As for those who do a two year degree- bravo. I for one am glad that techs are now recognized as people with a need for just as much specialized training as a radiology tech or an ultrasound tech or many others.
Just one question- if being a scrub tech isn't enough work for you, ie , keeping your trays in order, washing your instruments, anticipating what the surgeon is going to do the best you can, making sure that you have what you will need on your back table for later on, then perhaps you need a more challenging job at a larger hospital, or go back to school to become something else.

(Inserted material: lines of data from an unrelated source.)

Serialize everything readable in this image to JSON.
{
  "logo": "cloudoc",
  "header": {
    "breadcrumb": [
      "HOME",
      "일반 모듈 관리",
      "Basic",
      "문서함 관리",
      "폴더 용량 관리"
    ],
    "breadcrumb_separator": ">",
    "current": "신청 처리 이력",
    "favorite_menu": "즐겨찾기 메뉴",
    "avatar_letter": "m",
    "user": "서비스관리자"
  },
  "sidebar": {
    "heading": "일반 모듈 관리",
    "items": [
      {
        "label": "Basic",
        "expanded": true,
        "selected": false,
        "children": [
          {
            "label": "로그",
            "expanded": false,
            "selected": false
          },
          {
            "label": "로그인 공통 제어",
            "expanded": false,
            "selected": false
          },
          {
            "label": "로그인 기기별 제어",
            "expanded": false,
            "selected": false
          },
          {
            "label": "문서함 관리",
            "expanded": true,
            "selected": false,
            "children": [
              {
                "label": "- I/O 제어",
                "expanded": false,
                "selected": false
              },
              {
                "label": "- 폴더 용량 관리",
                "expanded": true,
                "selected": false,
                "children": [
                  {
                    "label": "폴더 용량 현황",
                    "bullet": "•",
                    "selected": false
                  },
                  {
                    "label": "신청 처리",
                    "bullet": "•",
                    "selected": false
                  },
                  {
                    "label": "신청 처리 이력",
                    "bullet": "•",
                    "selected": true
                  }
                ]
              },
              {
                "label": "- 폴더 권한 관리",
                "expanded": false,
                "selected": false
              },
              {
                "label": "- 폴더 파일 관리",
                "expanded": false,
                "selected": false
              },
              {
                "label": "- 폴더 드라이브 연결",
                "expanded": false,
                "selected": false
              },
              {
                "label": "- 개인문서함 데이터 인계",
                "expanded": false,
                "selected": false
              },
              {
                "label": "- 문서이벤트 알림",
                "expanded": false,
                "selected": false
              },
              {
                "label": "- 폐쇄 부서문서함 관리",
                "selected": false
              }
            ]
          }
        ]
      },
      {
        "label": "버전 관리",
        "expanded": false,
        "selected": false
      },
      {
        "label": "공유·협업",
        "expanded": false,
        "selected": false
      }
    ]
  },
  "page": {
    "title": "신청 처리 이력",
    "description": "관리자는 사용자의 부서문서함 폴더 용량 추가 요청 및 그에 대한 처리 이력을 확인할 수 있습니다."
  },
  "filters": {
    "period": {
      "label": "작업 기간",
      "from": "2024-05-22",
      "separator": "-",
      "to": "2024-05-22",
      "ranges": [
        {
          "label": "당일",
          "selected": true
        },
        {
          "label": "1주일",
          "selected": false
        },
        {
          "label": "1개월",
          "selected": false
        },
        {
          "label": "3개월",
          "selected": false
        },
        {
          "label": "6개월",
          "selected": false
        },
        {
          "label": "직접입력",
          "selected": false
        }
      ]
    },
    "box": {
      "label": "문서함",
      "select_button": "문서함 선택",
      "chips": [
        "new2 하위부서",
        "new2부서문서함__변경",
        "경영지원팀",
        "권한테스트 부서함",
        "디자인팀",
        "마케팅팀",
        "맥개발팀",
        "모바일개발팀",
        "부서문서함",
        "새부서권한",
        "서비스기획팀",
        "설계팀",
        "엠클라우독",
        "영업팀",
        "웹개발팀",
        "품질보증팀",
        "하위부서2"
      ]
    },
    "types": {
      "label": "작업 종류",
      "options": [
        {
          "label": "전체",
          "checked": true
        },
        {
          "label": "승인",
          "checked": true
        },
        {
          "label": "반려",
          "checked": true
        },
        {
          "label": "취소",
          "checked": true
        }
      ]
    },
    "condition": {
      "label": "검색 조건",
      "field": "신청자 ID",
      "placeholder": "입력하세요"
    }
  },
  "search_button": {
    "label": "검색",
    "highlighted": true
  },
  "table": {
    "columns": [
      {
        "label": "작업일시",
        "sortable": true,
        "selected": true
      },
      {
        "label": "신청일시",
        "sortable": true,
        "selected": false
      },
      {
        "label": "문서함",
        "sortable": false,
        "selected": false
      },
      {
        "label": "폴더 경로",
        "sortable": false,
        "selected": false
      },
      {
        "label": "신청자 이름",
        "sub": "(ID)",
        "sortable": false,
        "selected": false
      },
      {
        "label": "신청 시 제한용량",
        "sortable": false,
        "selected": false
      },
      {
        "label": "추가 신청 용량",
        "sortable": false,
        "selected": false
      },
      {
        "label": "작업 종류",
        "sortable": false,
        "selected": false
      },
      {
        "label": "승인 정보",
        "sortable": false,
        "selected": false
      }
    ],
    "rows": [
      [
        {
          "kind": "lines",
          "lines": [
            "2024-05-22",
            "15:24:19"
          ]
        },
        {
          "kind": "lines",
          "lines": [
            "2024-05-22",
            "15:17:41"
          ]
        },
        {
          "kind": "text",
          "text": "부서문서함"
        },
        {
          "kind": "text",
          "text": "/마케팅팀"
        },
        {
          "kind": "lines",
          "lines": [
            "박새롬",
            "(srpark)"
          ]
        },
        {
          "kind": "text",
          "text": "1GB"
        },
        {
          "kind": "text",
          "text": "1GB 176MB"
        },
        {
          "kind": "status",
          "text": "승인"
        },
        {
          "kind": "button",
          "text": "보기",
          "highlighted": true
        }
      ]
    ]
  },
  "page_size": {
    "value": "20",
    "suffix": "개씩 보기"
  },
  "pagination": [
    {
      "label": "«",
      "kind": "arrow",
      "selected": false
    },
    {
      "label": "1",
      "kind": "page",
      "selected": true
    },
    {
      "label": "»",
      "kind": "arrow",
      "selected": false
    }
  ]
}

I respect the techs I work with who are wiling to count with me when we need to, during change of shift, just in case I've relieved and am the sixth nurse in the case and am not sure that my laps add up, etc. I respect those who know what they need when they walk in on a case(and working 3-11, we don't get "standard cases"), who can tell me what trays they know they're gonna need, etc. I appreciate being taught new ways to scrub, too.
I dislike the passive-aggressive nurse or tech, the ones who end up making your job painful because they send you off to get one thing, then when you get back, they want another thing- instead of letting both of us take care of the surgeon, anesthesia, each other so we can all focus on the patient and patient safety.
Just my side of the story.
Sep 25, '09What happens when the patient codes in the OR? Who checks blood with the anesthesia provider? I worked as a CST in the OR and would not have wanted to circulate. Too much responsibility that I wasn't trained for. I'm sorry, but every patient deserves a RN circulator.